But I knew something was wrong and defied him. Lucky me!
A week before that, he told me my myriad of troubling symptoms were 'working mother stress syndrome.' He took a chest x-ray in his office and drew blood. The blurry chest x-ray has long since disappeared (during the time I tried to sue him for malpractice) and I did have my say with him just once when I conspired with a sympathetic nurse who paged him to come to the ER during one of my many visits that upcoming year where he was surprised to be led into my room. Alone with me (and caught) he said he "made a mih...," never finishing the word mistake. He asked me if he could continue to help with my care. I told him to get the hell out.
Needless to say, I have trouble trusting physicians.
All these years later I am blessed to have lived through the emergency tracheotomy, the blood and platelets transfusions, the Lupus response to cancer, Vertigo, the many, many complications of the chemotherapy and treatment and I thank God every day. Yet when you are forevermore immuno-compromised AND have an auto-immune disease AND have major ancillary health problems due to the aggressive chemotherapy AND continue to 'light up' during your frequent PT scans and have surgery after surgery, AND suffer flares and try to get help, you've got to trust someone, somewhere in the medical community.
In my online auto-immune support group, there are dozens of us who are ill but still have to fight for proper care. The spectrum of autoimmune diseases/disorders - from Rheumatoid Arthritis to Fibromyalgia; Sjrogen's Syndrome to Hashimoto's Disease; Lupus to Celiac's Disease is vast. And to be reminded each and every day that your own body is attacking itself is something with which we must make peace.
I saw 12 rheumatologists before I finally got my Lupus diagnosis and treatment. These were not your run-of-the-mill doctors, either. I saw at least three who were prominent heads of rheumatology departments at renowned New York City hospitals. I was trying to get at least two who would agree with each other. It never happened. They all had different theories but - at least once - my blood work revealed the truth. I had a treatment plan and it gets tweaked every year by my local, selected treating physician.
My group of similarly-afflicted friends want to address an open letter to doctors who treat autoimmune disease. For their sake (and mine), I'm going to take a stab at one here:
I don't feel well and am in pain most of the time. My autoimmune disease seems to be winning the war and the medications are causing side effects that are nearly intolerable, including insomnia. I am not stressed out (other than worrying about this illness) nor am I hormonal or a hypochondriac and it's not 'all in my head,' I am truly in distress.
While prescribing steroids always works in the short-term, it is unreasonable to expect me to take high doses for a long period of time during which I will gain a tremendous amount of weight and develop Cushings Syndrome. That hurts, too. It feels like I will burst out of my skin. I need a treatment plan that looks at the whole me - all of what my physical body has been through, the side effects of the medications you and other doctors have prescribed, and how my mental health is affected as well.

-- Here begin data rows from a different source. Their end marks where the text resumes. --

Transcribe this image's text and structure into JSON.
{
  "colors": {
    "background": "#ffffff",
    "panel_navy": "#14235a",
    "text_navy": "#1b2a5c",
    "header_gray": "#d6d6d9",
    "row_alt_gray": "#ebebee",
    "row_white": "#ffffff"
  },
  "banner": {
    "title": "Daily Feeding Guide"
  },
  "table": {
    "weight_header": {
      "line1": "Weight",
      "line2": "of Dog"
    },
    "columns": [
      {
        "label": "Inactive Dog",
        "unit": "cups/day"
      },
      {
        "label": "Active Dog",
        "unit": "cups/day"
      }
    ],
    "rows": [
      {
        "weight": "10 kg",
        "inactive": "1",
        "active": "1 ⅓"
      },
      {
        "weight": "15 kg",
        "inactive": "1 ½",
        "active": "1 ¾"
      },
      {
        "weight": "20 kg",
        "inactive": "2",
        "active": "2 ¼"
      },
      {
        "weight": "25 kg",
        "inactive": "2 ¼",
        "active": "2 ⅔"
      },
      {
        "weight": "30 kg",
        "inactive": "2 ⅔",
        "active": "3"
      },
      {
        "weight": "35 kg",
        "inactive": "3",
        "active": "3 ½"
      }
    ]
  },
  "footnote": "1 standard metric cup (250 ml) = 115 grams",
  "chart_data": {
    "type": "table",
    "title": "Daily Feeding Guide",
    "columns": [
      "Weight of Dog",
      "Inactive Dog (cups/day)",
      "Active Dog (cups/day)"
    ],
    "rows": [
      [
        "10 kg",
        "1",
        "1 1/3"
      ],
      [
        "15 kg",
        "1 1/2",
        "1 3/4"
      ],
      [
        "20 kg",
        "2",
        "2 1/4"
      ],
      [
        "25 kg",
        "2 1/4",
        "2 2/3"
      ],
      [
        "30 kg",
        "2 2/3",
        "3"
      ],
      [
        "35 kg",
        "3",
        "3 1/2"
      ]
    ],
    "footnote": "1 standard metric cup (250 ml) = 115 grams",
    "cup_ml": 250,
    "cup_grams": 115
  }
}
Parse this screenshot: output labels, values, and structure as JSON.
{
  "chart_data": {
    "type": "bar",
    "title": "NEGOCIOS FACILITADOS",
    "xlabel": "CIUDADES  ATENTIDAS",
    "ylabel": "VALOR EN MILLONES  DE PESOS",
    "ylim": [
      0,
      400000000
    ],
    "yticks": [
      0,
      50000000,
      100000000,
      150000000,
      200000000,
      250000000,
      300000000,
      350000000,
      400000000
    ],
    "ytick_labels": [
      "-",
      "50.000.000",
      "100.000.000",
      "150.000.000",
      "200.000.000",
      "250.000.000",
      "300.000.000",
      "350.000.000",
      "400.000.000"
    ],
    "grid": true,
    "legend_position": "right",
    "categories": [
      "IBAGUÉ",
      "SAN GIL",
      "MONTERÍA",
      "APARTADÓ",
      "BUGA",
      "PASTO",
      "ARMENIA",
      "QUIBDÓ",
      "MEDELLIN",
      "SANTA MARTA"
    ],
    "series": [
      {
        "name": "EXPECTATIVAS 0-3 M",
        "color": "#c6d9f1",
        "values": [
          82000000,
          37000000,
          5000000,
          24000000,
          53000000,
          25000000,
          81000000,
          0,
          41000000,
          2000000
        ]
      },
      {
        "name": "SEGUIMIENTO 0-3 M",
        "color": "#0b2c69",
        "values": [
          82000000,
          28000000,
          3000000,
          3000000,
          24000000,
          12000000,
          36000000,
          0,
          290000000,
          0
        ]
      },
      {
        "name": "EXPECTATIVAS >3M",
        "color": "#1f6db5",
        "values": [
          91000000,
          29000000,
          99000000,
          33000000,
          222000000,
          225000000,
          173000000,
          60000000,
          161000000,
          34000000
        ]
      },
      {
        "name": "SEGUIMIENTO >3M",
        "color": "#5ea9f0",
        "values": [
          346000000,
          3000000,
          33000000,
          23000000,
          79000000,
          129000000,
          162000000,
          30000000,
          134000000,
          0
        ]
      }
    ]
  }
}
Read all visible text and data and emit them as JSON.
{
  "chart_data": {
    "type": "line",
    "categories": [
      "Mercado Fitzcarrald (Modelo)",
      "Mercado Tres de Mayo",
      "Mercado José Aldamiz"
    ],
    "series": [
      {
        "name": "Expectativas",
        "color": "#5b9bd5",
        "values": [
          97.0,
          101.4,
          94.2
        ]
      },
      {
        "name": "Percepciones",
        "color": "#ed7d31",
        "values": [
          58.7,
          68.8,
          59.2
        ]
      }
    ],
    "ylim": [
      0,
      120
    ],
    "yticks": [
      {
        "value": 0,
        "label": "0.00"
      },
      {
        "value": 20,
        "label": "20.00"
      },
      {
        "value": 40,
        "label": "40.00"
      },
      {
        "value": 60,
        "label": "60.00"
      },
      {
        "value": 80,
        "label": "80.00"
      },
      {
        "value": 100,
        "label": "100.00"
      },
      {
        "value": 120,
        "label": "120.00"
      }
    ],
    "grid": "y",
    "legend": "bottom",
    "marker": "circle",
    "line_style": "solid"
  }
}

I know treating people with autoimmune disease is more an art than an exact science but I am asking that you listen to me as often as I need you to hear what I have to say. I am asking that you keep an open mind while also remembering any of my own medical trends you might have recorded during my care. I an asking that you keep current on research or studies that might help me. I am asking that you understand that I am not asking for a miracle, just some relief that will last for a time. And when that course of action doesn't work anymore, you adjust with the utmost of care.
I'm having a really hard time with all of this and need you, most of all, to be on my side. I appreciate all that you do and look forward to continuing to work with you.
With my thanks,
Now, in my opinion, if a doctor does not receive this type of letter with grace, it's time to switch and keep searching until you find one who does. And if he or she stops being gracious, move on again. A lifelong issue requires continual change. If a doctor is stuck in a rut, leave. It's critical to follow this advice and I know we're tired and fed up. But we want to live alongside our loved ones without fear, free of most of our aches, pains, and hospitalizations, and with confidence that those who are treating us are medically sound. This is my too long blog post for today.
By the way, the lawyers handling my medical malpractice case dropped it when they realized I would live! They told me the only reason they took the case was because I was expected to die and I now had no case. Lucky me!!!